Non-GAAP net income in the fourth quarter 2008 was $0.25 per diluted share, as compared to the fourth quarter 2007 of $0.16 per diluted share, and as compared to the third quarter 2008 of $0.24 per diluted share. Net income per diluted share on a non-GAAP basis for the full year 2008 was $0.77 as compared to $0.79 in 2007.

Preliminary GAAP net loss in the fourth quarter 2008 was $(1.09) per diluted share, as compared to the fourth quarter 2007 net income of $0.08 per diluted share, and as compared to the third quarter 2008 net income of $0.19 per diluted share. The fourth quarter loss is the result of a goodwill impairment (net of a related estimated tax benefit) of approximately $(157) million, or $(1.27) per diluted share resulting from the Company's annual analysis of goodwill impairment in the context of the current and continuing decline in the market value of communications equipment suppliers in general and the impact of deteriorating macro economic conditions. This analysis is not complete and the impairment related estimates may change when the analysis is completed. The goodwill impairment, like intangible amortization, is non- cash in nature and does not affect liquidity or cash flows from operations. Preliminary GAAP net loss for the full year 2008 was $(0.76) per diluted share, as compared to GAAP net income of $0.87 per diluted share in 2007.

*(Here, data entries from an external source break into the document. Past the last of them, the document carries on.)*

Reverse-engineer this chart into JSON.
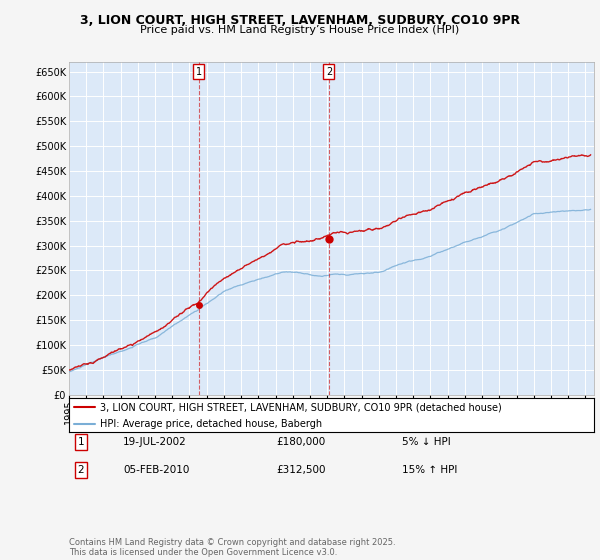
{
  "title": "3, LION COURT, HIGH STREET, LAVENHAM, SUDBURY, CO10 9PR",
  "subtitle": "Price paid vs. HM Land Registry’s House Price Index (HPI)",
  "ytick_values": [
    0,
    50000,
    100000,
    150000,
    200000,
    250000,
    300000,
    350000,
    400000,
    450000,
    500000,
    550000,
    600000,
    650000
  ],
  "ylim": [
    0,
    670000
  ],
  "xlim_start": 1995.0,
  "xlim_end": 2025.5,
  "fig_bg_color": "#f5f5f5",
  "plot_bg_color": "#dce9f8",
  "grid_color": "#ffffff",
  "red_line_color": "#cc0000",
  "blue_line_color": "#7aaed6",
  "transaction1_date": "19-JUL-2002",
  "transaction1_x": 2002.54,
  "transaction1_price": 180000,
  "transaction1_label": "1",
  "transaction1_pct": "5% ↓ HPI",
  "transaction2_date": "05-FEB-2010",
  "transaction2_x": 2010.1,
  "transaction2_price": 312500,
  "transaction2_label": "2",
  "transaction2_pct": "15% ↑ HPI",
  "legend_line1": "3, LION COURT, HIGH STREET, LAVENHAM, SUDBURY, CO10 9PR (detached house)",
  "legend_line2": "HPI: Average price, detached house, Babergh",
  "footer": "Contains HM Land Registry data © Crown copyright and database right 2025.\nThis data is licensed under the Open Government Licence v3.0.",
  "title_fontsize": 9,
  "subtitle_fontsize": 8,
  "tick_fontsize": 7,
  "legend_fontsize": 7,
  "footer_fontsize": 6,
  "table_fontsize": 7.5
}
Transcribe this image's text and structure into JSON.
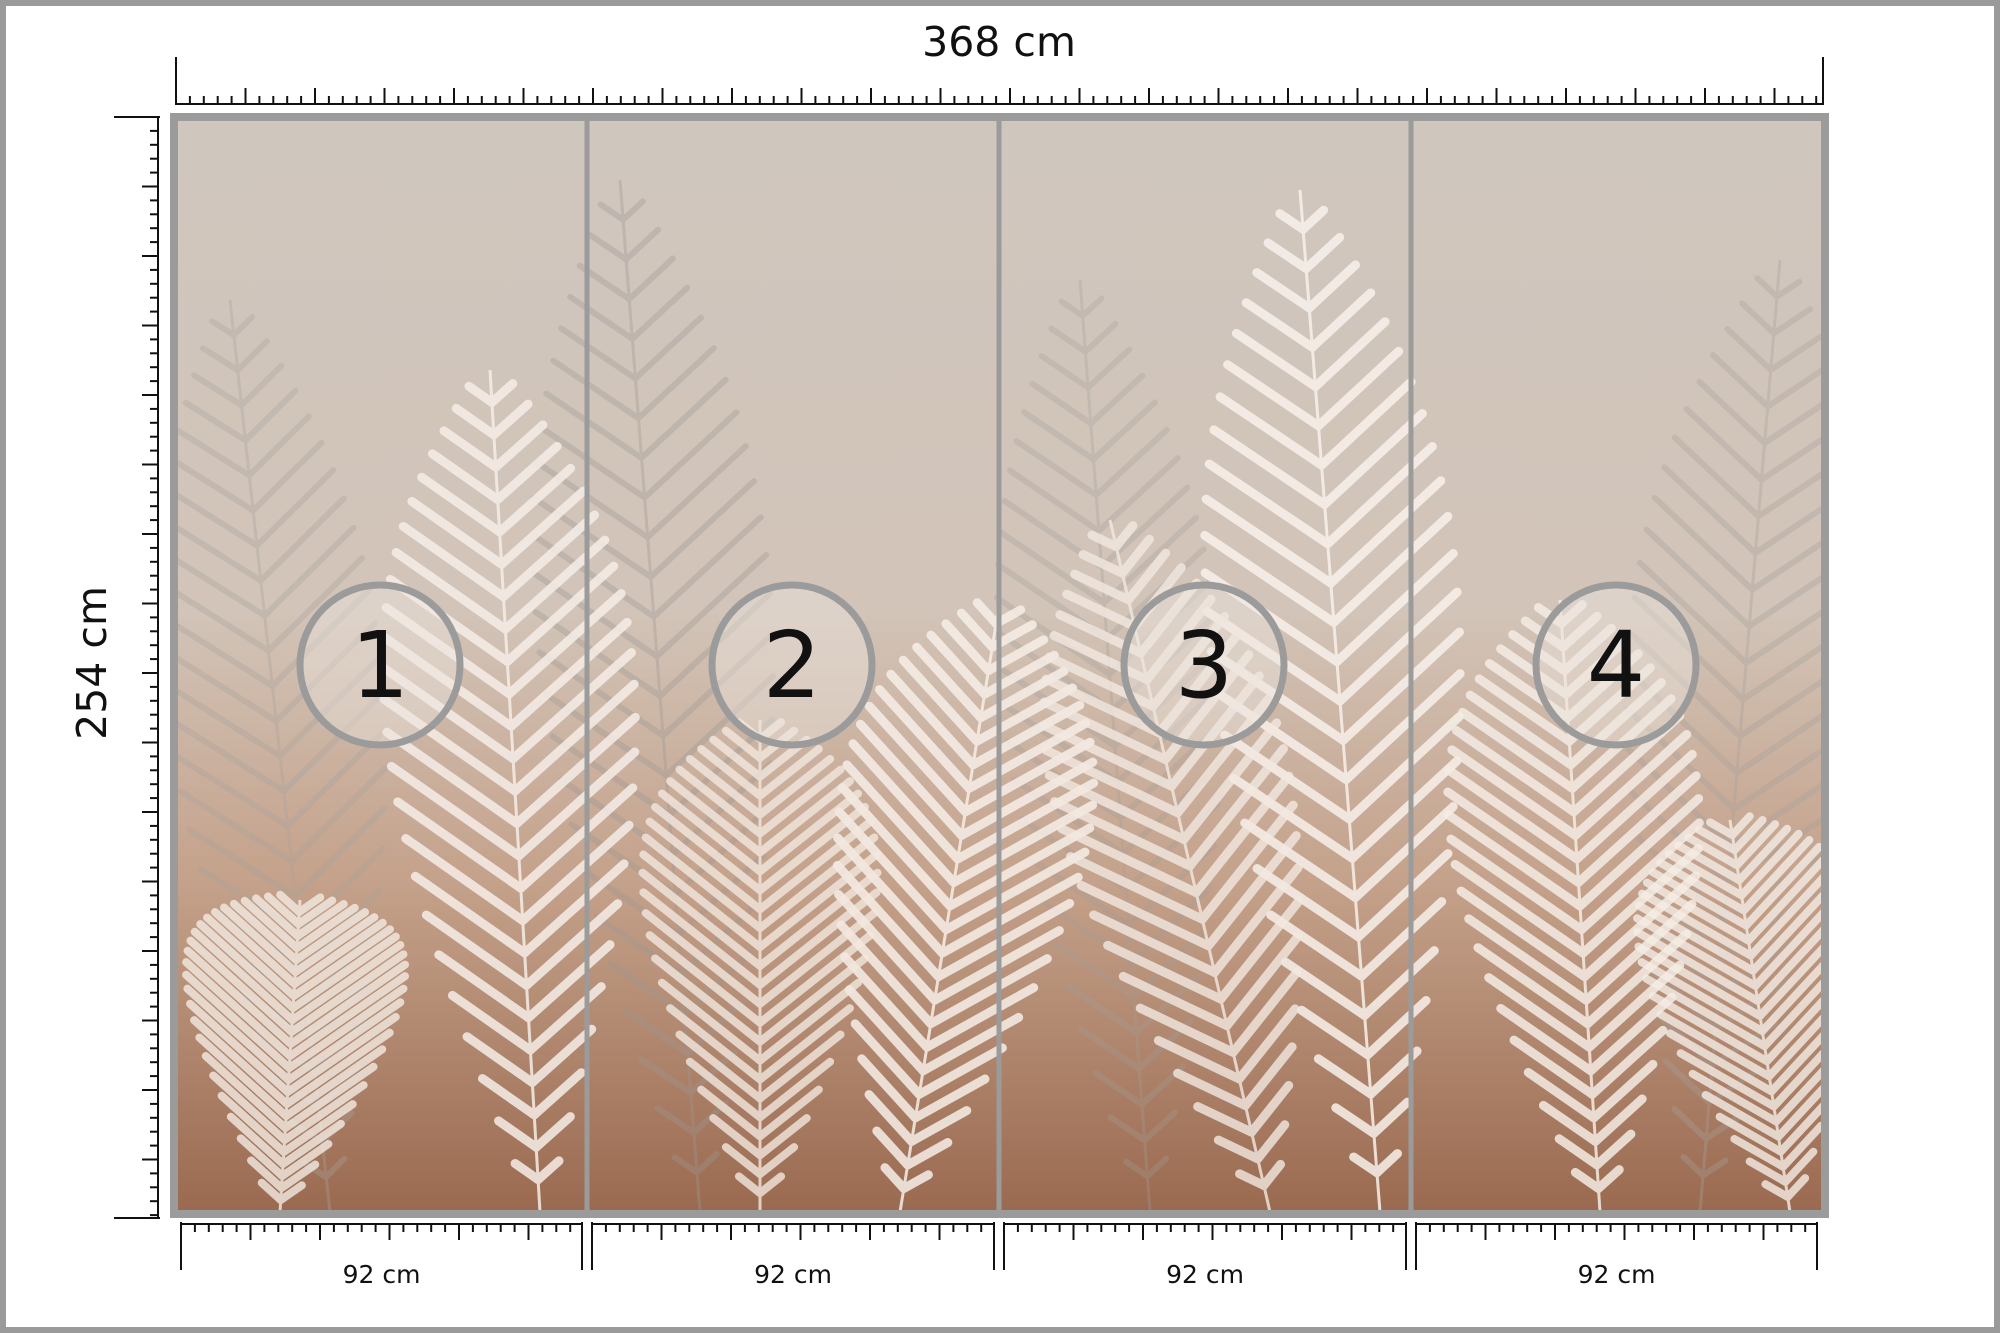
{
  "width_label": "368 cm",
  "height_label": "254 cm",
  "panels": [
    {
      "number": "1",
      "width_label": "92 cm"
    },
    {
      "number": "2",
      "width_label": "92 cm"
    },
    {
      "number": "3",
      "width_label": "92 cm"
    },
    {
      "number": "4",
      "width_label": "92 cm"
    }
  ]
}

Significant non-GAAP items include: preliminary estimate of goodwill impairment, tax impacts associated with the impairment of goodwill, in-process research and development expense, equity compensation expense, amortization of intangibles, restructuring/product line exit accruals and adjustments, certain acquisition-related gains and expenses, and certain tax benefits and costs. A reconciliation of GAAP to non-GAAP earnings per share is attached to this release and also can be found on the Company's website (www.arrisi.com).